Other BoxLambda Changes

  • I added limited C++ support to the build system. This boiled down to two things:
    • Adding a CXX compiler and flags in the toolchain.cmake file. The CXX flags reduce the C++ environment such that there’s no C++ run-time environment required, at the expense of thread-safe statics and exception handling:

        set(CMAKE_CXX_COMPILER riscv32-unknown-elf-gcc)
        set(CMAKE_CXX_FLAGS_INIT "-msave-restore -fshort-enums 
        -march=rv32imc -mabi=ilp32 -fno-threadsafe-statics -fno-exceptions")
      
    • Surrounding C-based APIs (I have a mixed bag of C and C++ code) with extern “C” {} brackets for compatibility with C++ code.
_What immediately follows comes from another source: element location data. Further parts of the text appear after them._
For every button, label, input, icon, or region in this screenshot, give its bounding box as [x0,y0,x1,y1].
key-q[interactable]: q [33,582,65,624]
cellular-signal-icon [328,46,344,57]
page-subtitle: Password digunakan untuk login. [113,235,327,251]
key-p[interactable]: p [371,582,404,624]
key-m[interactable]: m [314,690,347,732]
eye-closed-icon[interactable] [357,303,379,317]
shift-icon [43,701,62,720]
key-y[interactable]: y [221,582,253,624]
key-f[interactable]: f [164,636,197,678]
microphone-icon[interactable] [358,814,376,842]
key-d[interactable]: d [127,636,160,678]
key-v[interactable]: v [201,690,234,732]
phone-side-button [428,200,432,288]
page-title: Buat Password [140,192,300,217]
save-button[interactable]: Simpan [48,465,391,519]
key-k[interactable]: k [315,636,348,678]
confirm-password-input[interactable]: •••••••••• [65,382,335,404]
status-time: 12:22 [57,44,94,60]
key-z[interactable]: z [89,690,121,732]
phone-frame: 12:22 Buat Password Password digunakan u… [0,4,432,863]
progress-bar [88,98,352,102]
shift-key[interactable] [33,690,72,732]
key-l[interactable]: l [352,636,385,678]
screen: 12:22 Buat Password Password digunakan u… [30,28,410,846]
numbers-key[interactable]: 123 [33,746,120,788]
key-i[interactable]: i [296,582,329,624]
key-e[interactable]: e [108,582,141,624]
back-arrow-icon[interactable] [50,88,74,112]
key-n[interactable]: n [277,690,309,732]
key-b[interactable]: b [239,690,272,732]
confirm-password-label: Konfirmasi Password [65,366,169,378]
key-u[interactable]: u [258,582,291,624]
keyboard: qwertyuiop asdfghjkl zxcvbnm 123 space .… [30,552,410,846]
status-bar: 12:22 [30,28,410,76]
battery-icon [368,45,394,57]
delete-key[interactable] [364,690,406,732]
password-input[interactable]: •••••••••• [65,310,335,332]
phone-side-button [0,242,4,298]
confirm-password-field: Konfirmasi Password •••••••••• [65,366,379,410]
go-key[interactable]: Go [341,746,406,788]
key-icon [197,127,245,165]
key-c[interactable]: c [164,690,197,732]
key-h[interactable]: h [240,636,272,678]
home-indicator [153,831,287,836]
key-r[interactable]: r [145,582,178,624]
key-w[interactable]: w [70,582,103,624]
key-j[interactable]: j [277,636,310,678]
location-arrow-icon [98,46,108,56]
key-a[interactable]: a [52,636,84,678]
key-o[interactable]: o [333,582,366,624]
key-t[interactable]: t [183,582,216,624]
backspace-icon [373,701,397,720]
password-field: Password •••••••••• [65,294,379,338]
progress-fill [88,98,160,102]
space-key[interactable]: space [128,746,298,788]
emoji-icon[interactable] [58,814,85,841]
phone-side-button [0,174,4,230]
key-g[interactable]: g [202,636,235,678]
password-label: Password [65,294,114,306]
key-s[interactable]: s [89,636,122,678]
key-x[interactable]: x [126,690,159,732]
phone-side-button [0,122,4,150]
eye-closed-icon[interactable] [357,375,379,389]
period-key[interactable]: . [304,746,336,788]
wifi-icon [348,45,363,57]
        #ifdef __cplusplus
        extern "C" {
        #endif
        ...
        #ifdef __cplusplus
        }
        #endif
      
  • I created two linker script variants:
    • boxlambda/sw/components/bootstrap/link_internal_mem_64K.ld: This is the linker script for an internal memory size of 64KB. This script results in a software image that can run both on the Arty-A7-35T and the Arty-A7-100T (FPGA and simulation).
    • boxlambda/sw/components/bootstrap/link_internal_mem_256K.ld: This is the linker script for an internal memory size of 256KB. This script results in a software image that only runs on the Arty-A7-100T (FPGA and simulation).
  • I created two simulation build tree variants:
    • sim-a7-35 for Verilator simulation of Arty-A7-35T builds
    • sim-a7-100 for Verilator simulation of Arty-A7-100T builds.

Try It Out

Setup

  1. Install the Prerequisites.
  2. Get the BoxLambda repository:
     git clone https://github.com/epsilon537/boxlambda/
     cd boxlambda
    
  3. Switch to the updatemem tag:
     git checkout updatemem
    
  4. Set up the repository. This initializes the git submodules used and creates the default build trees:
     ./boxlambda_setup.sh
    

Hello World on Arty A7

  1. If you’re running on WSL, check BoxLambda’s documentation On WSL section.

  2. Build and time the hello_world project in an Arty A7 build tree (arty-a7-35 or arty-a7-100):
     cd build/arty-a7-35/gw/projects/hello_world
     time make hello_world_bit_sw
    
  3. Connect a terminal program such as Putty or Teraterm to Arty’s USB serial port. Settings: 115200 8N1.
  4. Download the generated bitstream file to the Arty A7:
     make hello_world_load
    
  5. Verify the test program’s output in the terminal. You should see something like this:

     Hello, World!
     This is not a simulation.
    
  6. Modify the hello world source code: boxlambda/sub/ibex_wb/soc/fpga/arty-a7/sw/examples/hello/hello.c. E.g. change the string "Hello, World!\n" to "Hola, Mundo!\n".
  7. Rebuild and time the hello_world project:
     time make hello_world_bit_sw
    
  8. Note that the build time is just a few seconds now, whereas it was a few minutes the first time around.
  9. Download the generated bitstream file to the Arty A7 to make sure that the bitstream includes the modified hello message:
     make hello_world_load
    

Conclusion

With the UpdateMEM-based build flow, software changes are picked up and merged into the FPGA bitsteam file in a matter of seconds. This makes the lather-rinse-repeat loop of testing software on FPGA significantly shorter. This approach only works for small programs that fit in internal memory, however. At some point, I will have to load larger software programs into DDR memory. In such a scenario, I will have to resort to a JTAG and/or BIOS-based boot sequence.